COLLEGE PARK, Md. — Just a week after a listless performance, the Florida State defense rediscovered the kind of ferocity long associated with its championship teams.
The Seminoles sacked the Maryland quarterback. A lot.
They forced turnovers. A lot of them.
They even scored points, complementing an efficient, methodical offense that was back at full strength in a dominating 37-3 win against the No. 22-ranked Terrapins before an announced crowd of 51,620 at Byrd Stadium on a frigid Saturday night.
"That's the way it used to be," FSU coach Bobby Bowden said of the defense. "That's how we used to play. I thought we'd forgotten how."
Here's something else like the good old days.
The Seminoles (8-3, 5-3) are still alive in the race for a league championship. They will win the Atlantic Division and a spot in the ACC title game in Tampa on Dec. 6 if these same Terrapins come to their defense and beat Boston College next week in Chestnut Hill, Mass. FSU and Maryland would have the same league record, but FSU would hold the head-to-head tiebreaker.
The once-chaotic Coastal Division now is down to Georgia Tech (8-3, 5-3) and Virginia Tech (7-4, 4-3). The Hokies, who beat Georgia Tech, are in if they beat Virginia next week.
Not that the Seminoles, who have won eight regular-season games for the first time since 2004, can afford to watch the scoreboard. Not with Florida coming to Tallahassee. Not with what happened a week ago against Boston College.
The Seminoles had control of their divisional fate, but the offense looked out of synch, limited with three key receivers suspended for their involvement in a brawl. The defense struggled, too, allowing 357 yards, including 67 on a 16-play, 8:55 drive that all but ended the game.
Defensive coordinator Mickey Andrews said he delivered a rather simple message, one that wasn't even laced with colorful language, for his players as they prepared for the Terrapins (7-4, 4-3), who were 6-0 at home with a Division I-A best four wins against ranked opponents.
"Go out there and play Seminole defense," he had said. "Go out there, be aggressive, have fun, make plays and play together."
They had six sacks, 31/2 by Everette Brown, something Bowden didn't think his team would be able to do because he thought Maryland's offensive line compared favorably with Boston College's and FSU had one sack in that game.
"We got pushed around last week," said Kenny Ingram, who moved from linebacker to safety with Myron Rolle unable to make it from Birmingham, Ala., where he was interviewing for and earning a Rhodes Scholarship, to the game until midway through the second quarter.
"We took it real personally. It was more of a mind-set for us."
The Seminoles also forced two fumbles, one of which Derek Nicholson returned for a touchdown, and Ingram and Toddrick Verdell had interceptions. Maryland's Chris Turner had entered with a string of 123 passes without an interception.
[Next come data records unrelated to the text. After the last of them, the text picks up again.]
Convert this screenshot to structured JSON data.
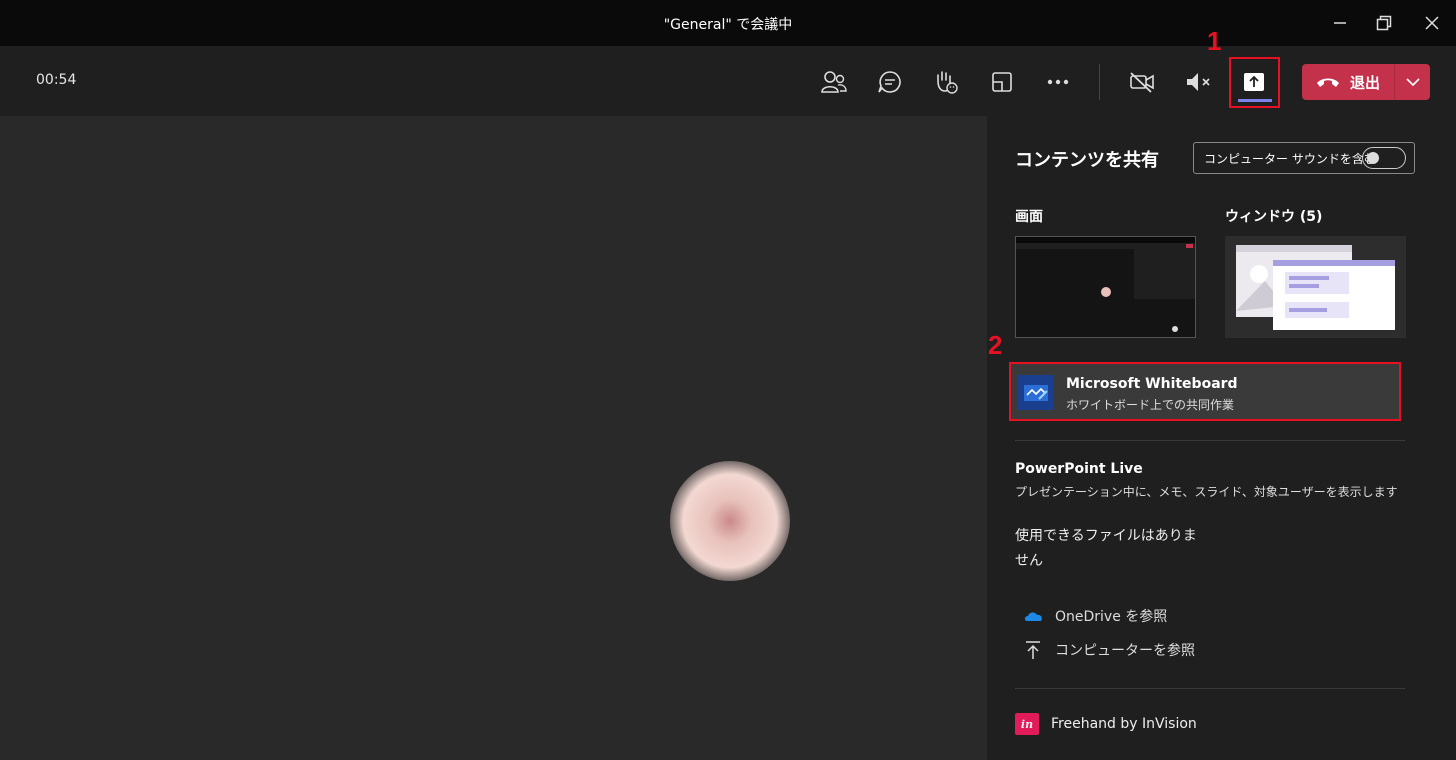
{
  "window": {
    "title": "\"General\" で会議中"
  },
  "toolbar": {
    "timer": "00:54",
    "leave_label": "退出",
    "icons": [
      "people-icon",
      "chat-icon",
      "raise-hand-icon",
      "rooms-icon",
      "more-icon",
      "camera-off-icon",
      "speaker-mute-icon",
      "share-tray-icon"
    ]
  },
  "callouts": {
    "one": "1",
    "two": "2"
  },
  "panel": {
    "title": "コンテンツを共有",
    "sound_toggle_label": "コンピューター サウンドを含む",
    "screen_label": "画面",
    "window_label": "ウィンドウ (5)",
    "whiteboard": {
      "name": "Microsoft Whiteboard",
      "subtitle": "ホワイトボード上での共同作業"
    },
    "powerpoint": {
      "title": "PowerPoint Live",
      "subtitle": "プレゼンテーション中に、メモ、スライド、対象ユーザーを表示します"
    },
    "no_files": "使用できるファイルはありません",
    "onedrive_label": "OneDrive を参照",
    "computer_label": "コンピューターを参照",
    "freehand_label": "Freehand by InVision",
    "freehand_icon_text": "in"
  },
  "colors": {
    "accent": "#7b83eb",
    "leave": "#c4314b",
    "callout": "#e81123",
    "onedrive": "#1e88e5"
  }
}
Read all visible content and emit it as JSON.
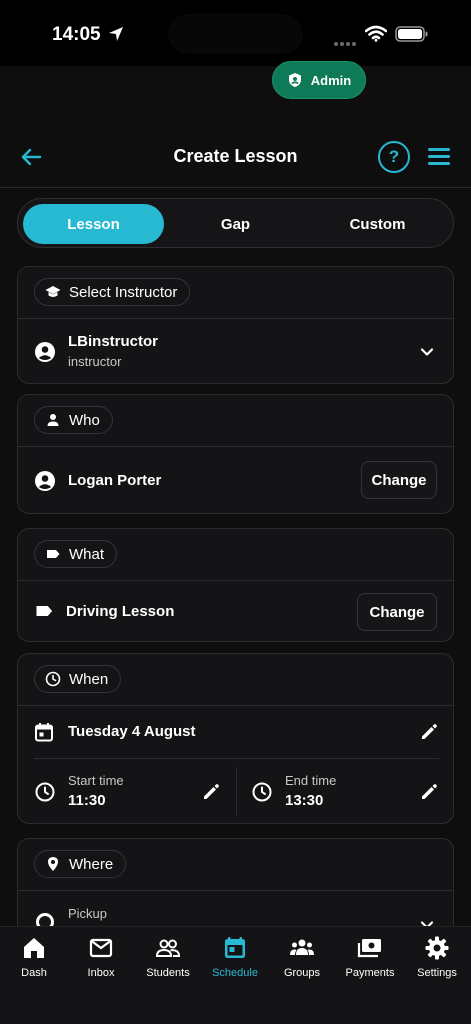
{
  "status_bar": {
    "time": "14:05"
  },
  "admin_badge": {
    "label": "Admin"
  },
  "header": {
    "title": "Create Lesson",
    "help_label": "?"
  },
  "tabs": [
    {
      "label": "Lesson",
      "active": true
    },
    {
      "label": "Gap",
      "active": false
    },
    {
      "label": "Custom",
      "active": false
    }
  ],
  "instructor_card": {
    "chip_label": "Select Instructor",
    "name": "LBinstructor",
    "role": "instructor"
  },
  "who_card": {
    "chip_label": "Who",
    "name": "Logan Porter",
    "change_label": "Change"
  },
  "what_card": {
    "chip_label": "What",
    "lesson_type": "Driving Lesson",
    "change_label": "Change"
  },
  "when_card": {
    "chip_label": "When",
    "date": "Tuesday 4 August",
    "start_label": "Start time",
    "start_time": "11:30",
    "end_label": "End time",
    "end_time": "13:30"
  },
  "where_card": {
    "chip_label": "Where",
    "pickup_label": "Pickup"
  },
  "bottom_nav": [
    {
      "label": "Dash",
      "icon": "home-icon",
      "active": false
    },
    {
      "label": "Inbox",
      "icon": "mail-icon",
      "active": false
    },
    {
      "label": "Students",
      "icon": "people-icon",
      "active": false
    },
    {
      "label": "Schedule",
      "icon": "calendar-icon",
      "active": true
    },
    {
      "label": "Groups",
      "icon": "groups-icon",
      "active": false
    },
    {
      "label": "Payments",
      "icon": "payments-icon",
      "active": false
    },
    {
      "label": "Settings",
      "icon": "gear-icon",
      "active": false
    }
  ],
  "colors": {
    "accent": "#27b8d2",
    "admin_green": "#0f7a58",
    "background": "#0e0e0f",
    "card": "#141416"
  }
}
In all, FSU held Maryland to 252 yards, nearly 100 fewer than its season average.
"We prepared well," Nicholson said. "It all starts at practice. That's what happens when you're focused all week long. You're tuned in the whole week, and it carries over."
Meanwhile, quarterback Christian Ponder rebounded from a poor outing (three interceptions) with a near flawless one. He completed 19 of 24 passes for 143 yards and a touchdown with no interceptions.
He also ran 14 times for 81 yards and a touchdown. The Seminoles, who were held to a season-low 73 yards rushing against Boston College, had 172 on this night. And Graham Gano was 3-for-3 on field goals, hitting from 22, 24 and 48 yards.
"Our motto is, 'Somebody's got to pay,' when you go out and have a game like we did last week," Verdell said. "Somebody had to pay. We came out there and had a great defensive game. We played an all-around great game: offense, defense, special teams."